I can understand regretting never seeing Jimi Hendrix but find it rather odd that you had desires for Florence Henderson. She would have been a MILF for guys our age.
postscript: on rereading my reply of a couple days back, i notice i misspelt bushwhacked, my copy of freewheeling frank was actually signed by mcclure on august 7, 1994 . ( i should make time to read it again this winter>) our creative writing teacher was mrs. noll; i don’t recall a first name. speaking of which, it occurs to me that i don’t recall if stacy was the name of jjcs lady or her daughter. goodbye and good luck to david crosby. he was fun while he lasted. say hello to the big bopper,dave.
Ed, you have a much better memory than I do. The name Mrs. Noll rings no bell whatsoever. But then I think I can remember the names of only four of my teachers in all of my K 12 years. Miss Hullings – 2nd grade, Mr. Granger 5th grade (WWII vet who had been in a Japanese prisoner war camp), Mrs. Saunders 6th grade, and Miss Travis 12th grade English.

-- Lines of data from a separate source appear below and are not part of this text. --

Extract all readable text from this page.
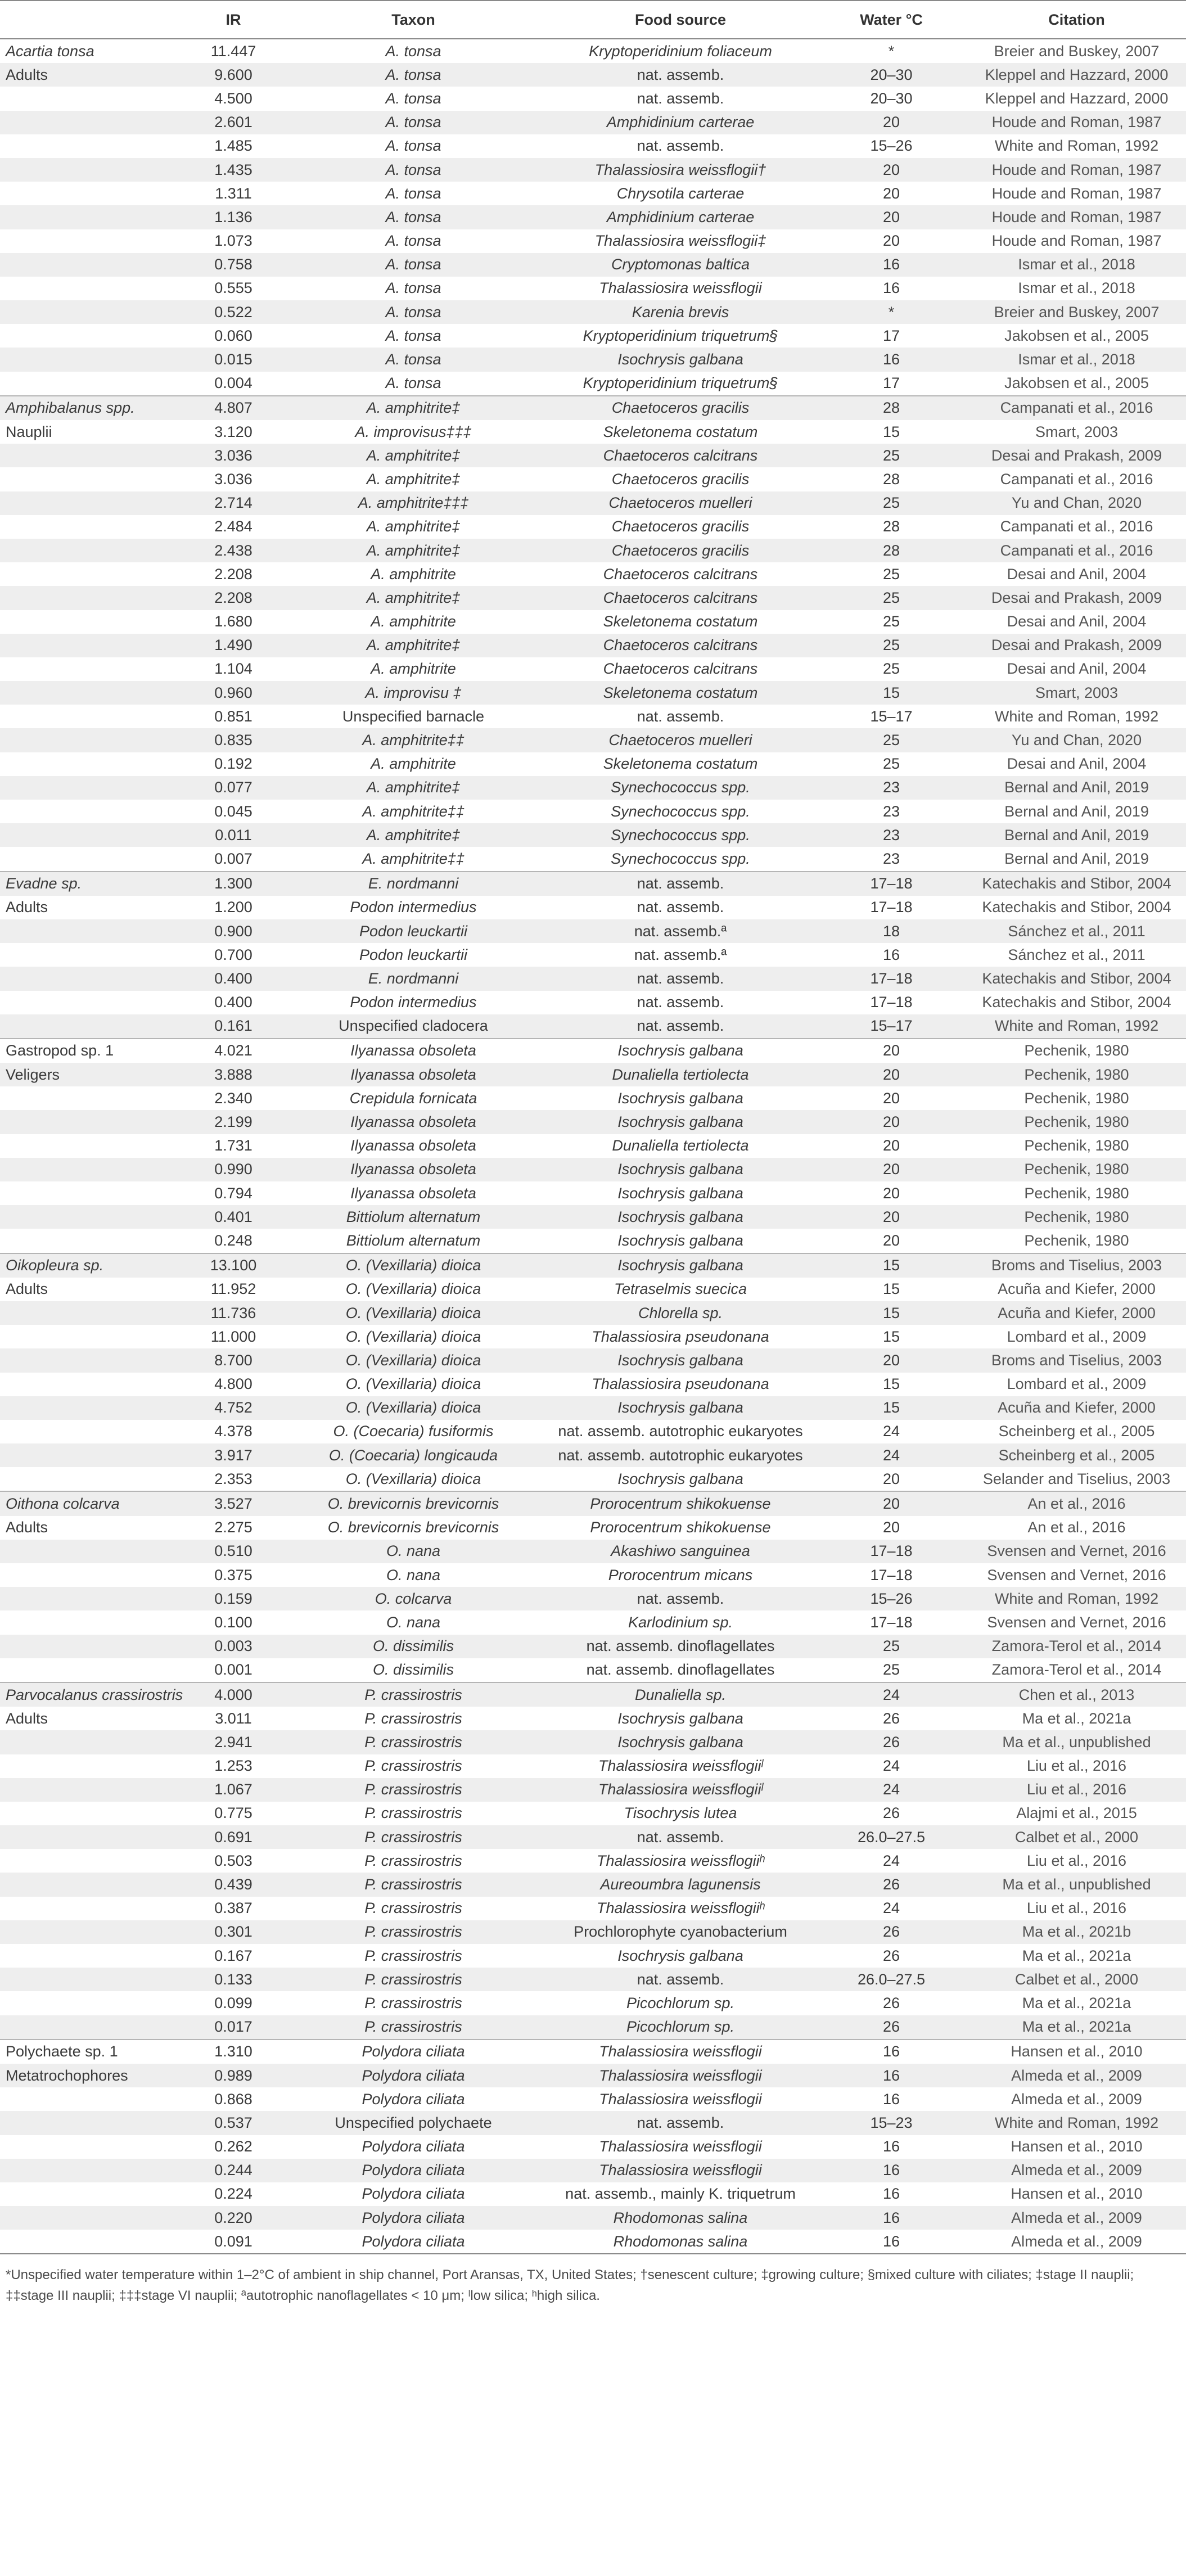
	IR	Taxon	Food source	Water °C	Citation
Acartia tonsa	11.447	A. tonsa	Kryptoperidinium foliaceum	*	Breier and Buskey, 2007
Adults	9.600	A. tonsa	nat. assemb.	20–30	Kleppel and Hazzard, 2000
	4.500	A. tonsa	nat. assemb.	20–30	Kleppel and Hazzard, 2000
	2.601	A. tonsa	Amphidinium carterae	20	Houde and Roman, 1987
	1.485	A. tonsa	nat. assemb.	15–26	White and Roman, 1992
	1.435	A. tonsa	Thalassiosira weissflogii†	20	Houde and Roman, 1987
	1.311	A. tonsa	Chrysotila carterae	20	Houde and Roman, 1987
	1.136	A. tonsa	Amphidinium carterae	20	Houde and Roman, 1987
	1.073	A. tonsa	Thalassiosira weissflogii‡	20	Houde and Roman, 1987
	0.758	A. tonsa	Cryptomonas baltica	16	Ismar et al., 2018
	0.555	A. tonsa	Thalassiosira weissflogii	16	Ismar et al., 2018
	0.522	A. tonsa	Karenia brevis	*	Breier and Buskey, 2007
	0.060	A. tonsa	Kryptoperidinium triquetrum§	17	Jakobsen et al., 2005
	0.015	A. tonsa	Isochrysis galbana	16	Ismar et al., 2018
	0.004	A. tonsa	Kryptoperidinium triquetrum§	17	Jakobsen et al., 2005
Amphibalanus spp.	4.807	A. amphitrite‡	Chaetoceros gracilis	28	Campanati et al., 2016
Nauplii	3.120	A. improvisus‡‡‡	Skeletonema costatum	15	Smart, 2003
	3.036	A. amphitrite‡	Chaetoceros calcitrans	25	Desai and Prakash, 2009
	3.036	A. amphitrite‡	Chaetoceros gracilis	28	Campanati et al., 2016
	2.714	A. amphitrite‡‡‡	Chaetoceros muelleri	25	Yu and Chan, 2020
	2.484	A. amphitrite‡	Chaetoceros gracilis	28	Campanati et al., 2016
	2.438	A. amphitrite‡	Chaetoceros gracilis	28	Campanati et al., 2016
	2.208	A. amphitrite	Chaetoceros calcitrans	25	Desai and Anil, 2004
	2.208	A. amphitrite‡	Chaetoceros calcitrans	25	Desai and Prakash, 2009
	1.680	A. amphitrite	Skeletonema costatum	25	Desai and Anil, 2004
	1.490	A. amphitrite‡	Chaetoceros calcitrans	25	Desai and Prakash, 2009
	1.104	A. amphitrite	Chaetoceros calcitrans	25	Desai and Anil, 2004
	0.960	A. improvisu ‡	Skeletonema costatum	15	Smart, 2003
	0.851	Unspecified barnacle	nat. assemb.	15–17	White and Roman, 1992
	0.835	A. amphitrite‡‡	Chaetoceros muelleri	25	Yu and Chan, 2020
	0.192	A. amphitrite	Skeletonema costatum	25	Desai and Anil, 2004
	0.077	A. amphitrite‡	Synechococcus spp.	23	Bernal and Anil, 2019
	0.045	A. amphitrite‡‡	Synechococcus spp.	23	Bernal and Anil, 2019
	0.011	A. amphitrite‡	Synechococcus spp.	23	Bernal and Anil, 2019
	0.007	A. amphitrite‡‡	Synechococcus spp.	23	Bernal and Anil, 2019
Evadne sp.	1.300	E. nordmanni	nat. assemb.	17–18	Katechakis and Stibor, 2004
Adults	1.200	Podon intermedius	nat. assemb.	17–18	Katechakis and Stibor, 2004
	0.900	Podon leuckartii	nat. assemb.ª	18	Sánchez et al., 2011
	0.700	Podon leuckartii	nat. assemb.ª	16	Sánchez et al., 2011
	0.400	E. nordmanni	nat. assemb.	17–18	Katechakis and Stibor, 2004
	0.400	Podon intermedius	nat. assemb.	17–18	Katechakis and Stibor, 2004
	0.161	Unspecified cladocera	nat. assemb.	15–17	White and Roman, 1992
Gastropod sp. 1	4.021	Ilyanassa obsoleta	Isochrysis galbana	20	Pechenik, 1980
Veligers	3.888	Ilyanassa obsoleta	Dunaliella tertiolecta	20	Pechenik, 1980
	2.340	Crepidula fornicata	Isochrysis galbana	20	Pechenik, 1980
	2.199	Ilyanassa obsoleta	Isochrysis galbana	20	Pechenik, 1980
	1.731	Ilyanassa obsoleta	Dunaliella tertiolecta	20	Pechenik, 1980
	0.990	Ilyanassa obsoleta	Isochrysis galbana	20	Pechenik, 1980
	0.794	Ilyanassa obsoleta	Isochrysis galbana	20	Pechenik, 1980
	0.401	Bittiolum alternatum	Isochrysis galbana	20	Pechenik, 1980
	0.248	Bittiolum alternatum	Isochrysis galbana	20	Pechenik, 1980
Oikopleura sp.	13.100	O. (Vexillaria) dioica	Isochrysis galbana	15	Broms and Tiselius, 2003
Adults	11.952	O. (Vexillaria) dioica	Tetraselmis suecica	15	Acuña and Kiefer, 2000
	11.736	O. (Vexillaria) dioica	Chlorella sp.	15	Acuña and Kiefer, 2000
	11.000	O. (Vexillaria) dioica	Thalassiosira pseudonana	15	Lombard et al., 2009
	8.700	O. (Vexillaria) dioica	Isochrysis galbana	20	Broms and Tiselius, 2003
	4.800	O. (Vexillaria) dioica	Thalassiosira pseudonana	15	Lombard et al., 2009
	4.752	O. (Vexillaria) dioica	Isochrysis galbana	15	Acuña and Kiefer, 2000
	4.378	O. (Coecaria) fusiformis	nat. assemb. autotrophic eukaryotes	24	Scheinberg et al., 2005
	3.917	O. (Coecaria) longicauda	nat. assemb. autotrophic eukaryotes	24	Scheinberg et al., 2005
	2.353	O. (Vexillaria) dioica	Isochrysis galbana	20	Selander and Tiselius, 2003
Oithona colcarva	3.527	O. brevicornis brevicornis	Prorocentrum shikokuense	20	An et al., 2016
Adults	2.275	O. brevicornis brevicornis	Prorocentrum shikokuense	20	An et al., 2016
	0.510	O. nana	Akashiwo sanguinea	17–18	Svensen and Vernet, 2016
	0.375	O. nana	Prorocentrum micans	17–18	Svensen and Vernet, 2016
	0.159	O. colcarva	nat. assemb.	15–26	White and Roman, 1992
	0.100	O. nana	Karlodinium sp.	17–18	Svensen and Vernet, 2016
	0.003	O. dissimilis	nat. assemb. dinoflagellates	25	Zamora-Terol et al., 2014
	0.001	O. dissimilis	nat. assemb. dinoflagellates	25	Zamora-Terol et al., 2014
Parvocalanus crassirostris	4.000	P. crassirostris	Dunaliella sp.	24	Chen et al., 2013
Adults	3.011	P. crassirostris	Isochrysis galbana	26	Ma et al., 2021a
	2.941	P. crassirostris	Isochrysis galbana	26	Ma et al., unpublished
	1.253	P. crassirostris	Thalassiosira weissflogiiˡ	24	Liu et al., 2016
	1.067	P. crassirostris	Thalassiosira weissflogiiˡ	24	Liu et al., 2016
	0.775	P. crassirostris	Tisochrysis lutea	26	Alajmi et al., 2015
	0.691	P. crassirostris	nat. assemb.	26.0–27.5	Calbet et al., 2000
	0.503	P. crassirostris	Thalassiosira weissflogiiʰ	24	Liu et al., 2016
	0.439	P. crassirostris	Aureoumbra lagunensis	26	Ma et al., unpublished
	0.387	P. crassirostris	Thalassiosira weissflogiiʰ	24	Liu et al., 2016
	0.301	P. crassirostris	Prochlorophyte cyanobacterium	26	Ma et al., 2021b
	0.167	P. crassirostris	Isochrysis galbana	26	Ma et al., 2021a
	0.133	P. crassirostris	nat. assemb.	26.0–27.5	Calbet et al., 2000
	0.099	P. crassirostris	Picochlorum sp.	26	Ma et al., 2021a
	0.017	P. crassirostris	Picochlorum sp.	26	Ma et al., 2021a
Polychaete sp. 1	1.310	Polydora ciliata	Thalassiosira weissflogii	16	Hansen et al., 2010
Metatrochophores	0.989	Polydora ciliata	Thalassiosira weissflogii	16	Almeda et al., 2009
	0.868	Polydora ciliata	Thalassiosira weissflogii	16	Almeda et al., 2009
	0.537	Unspecified polychaete	nat. assemb.	15–23	White and Roman, 1992
	0.262	Polydora ciliata	Thalassiosira weissflogii	16	Hansen et al., 2010
	0.244	Polydora ciliata	Thalassiosira weissflogii	16	Almeda et al., 2009
	0.224	Polydora ciliata	nat. assemb., mainly K. triquetrum	16	Hansen et al., 2010
	0.220	Polydora ciliata	Rhodomonas salina	16	Almeda et al., 2009
	0.091	Polydora ciliata	Rhodomonas salina	16	Almeda et al., 2009
*Unspecified water temperature within 1–2°C of ambient in ship channel, Port Aransas, TX, United States; †senescent culture; ‡growing culture; §mixed culture with ciliates; ‡stage II nauplii; ‡‡stage III nauplii; ‡‡‡stage VI nauplii; ªautotrophic nanoflagellates < 10 μm; ˡlow silica; ʰhigh silica.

Now Miss Travis from 12th grade English was the one I had a crush on. What’s funny is I thought she must have been 40 when she taught us, but I got to look at a Yearbook from Miami-Killian a few years back and realized she was probably 26.

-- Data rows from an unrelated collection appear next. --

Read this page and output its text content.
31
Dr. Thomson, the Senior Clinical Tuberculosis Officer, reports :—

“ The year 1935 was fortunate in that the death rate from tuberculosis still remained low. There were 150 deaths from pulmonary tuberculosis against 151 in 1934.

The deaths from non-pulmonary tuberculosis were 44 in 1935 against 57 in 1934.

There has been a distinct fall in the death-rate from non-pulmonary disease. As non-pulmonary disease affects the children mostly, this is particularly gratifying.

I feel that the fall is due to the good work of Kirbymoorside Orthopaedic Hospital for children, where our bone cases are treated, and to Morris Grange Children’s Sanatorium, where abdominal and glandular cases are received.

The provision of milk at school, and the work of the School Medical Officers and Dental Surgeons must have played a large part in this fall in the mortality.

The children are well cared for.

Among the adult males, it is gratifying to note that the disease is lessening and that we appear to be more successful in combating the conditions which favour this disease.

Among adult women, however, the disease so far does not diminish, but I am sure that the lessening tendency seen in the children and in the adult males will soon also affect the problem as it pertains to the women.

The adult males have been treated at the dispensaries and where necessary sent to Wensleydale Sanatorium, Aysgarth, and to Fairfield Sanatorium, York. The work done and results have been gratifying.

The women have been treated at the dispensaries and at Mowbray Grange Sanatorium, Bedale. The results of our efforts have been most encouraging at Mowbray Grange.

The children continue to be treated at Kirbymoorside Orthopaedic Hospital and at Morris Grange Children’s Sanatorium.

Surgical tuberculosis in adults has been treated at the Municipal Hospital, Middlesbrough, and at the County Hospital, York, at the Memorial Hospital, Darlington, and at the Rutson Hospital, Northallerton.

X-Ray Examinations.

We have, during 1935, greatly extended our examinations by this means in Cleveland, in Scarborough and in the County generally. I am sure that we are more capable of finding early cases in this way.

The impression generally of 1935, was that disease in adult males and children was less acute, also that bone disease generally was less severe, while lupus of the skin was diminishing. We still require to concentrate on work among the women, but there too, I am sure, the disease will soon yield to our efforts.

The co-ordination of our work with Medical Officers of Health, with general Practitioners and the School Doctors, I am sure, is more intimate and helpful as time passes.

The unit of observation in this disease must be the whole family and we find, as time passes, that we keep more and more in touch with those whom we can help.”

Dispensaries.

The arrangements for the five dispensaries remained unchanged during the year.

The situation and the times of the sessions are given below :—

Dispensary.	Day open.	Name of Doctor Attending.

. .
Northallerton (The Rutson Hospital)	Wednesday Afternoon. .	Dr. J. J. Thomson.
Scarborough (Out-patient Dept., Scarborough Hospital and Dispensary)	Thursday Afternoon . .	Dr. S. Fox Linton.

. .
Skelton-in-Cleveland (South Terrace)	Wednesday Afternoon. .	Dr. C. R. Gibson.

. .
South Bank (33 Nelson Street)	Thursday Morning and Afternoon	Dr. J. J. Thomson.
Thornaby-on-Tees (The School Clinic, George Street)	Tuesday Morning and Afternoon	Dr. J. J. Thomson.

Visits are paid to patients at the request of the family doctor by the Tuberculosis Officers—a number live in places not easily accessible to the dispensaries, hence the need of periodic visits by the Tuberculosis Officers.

one and the same as regards Michael Mcclure; caught him live several times around here, most memorably on a friday evening in san francisco reading his poetry to the accompaniement of Ray Manzarek on piano. My fascination with ms. henderson is a trend dating back to my late teens when older chicks could buy alcohol legally and wre more likely to be living on their own; a hell of a lot less hassle than trying to find a motel that would rent out space hourly. How the few I made it with remember me would be interesting to learn, but I “ve never been able to track any of them down, unfortunately, on my visits to Miami. As I recollect Ms. Travis, she would have seemed to me like mid to late twenties,but that’s allowing for the passage of time; at that age anybody past twebty-five semed impossibly older, so she might as well have been forty, as far as I was concerned. As far as memories go, it bugs the hell out of me that I can”t recall the surname of a lady named Bonnie who worked in a music shop at Dadeland whom I kept company with over the winter of 1969/1970 when I was working at Burdines. I’ll spare you the whole soap opera except that she was four years older and seemed to epitomise worldliness and sophistication.As for teachers, most of them remain somewhere in my memory, particularly the mother superior at Saint Brendans who called my mother when I was sent to the office in the eighth grade and told her she wouldn’t be surprised if I wound up on death row. Mayhaps I still have something to aspire to?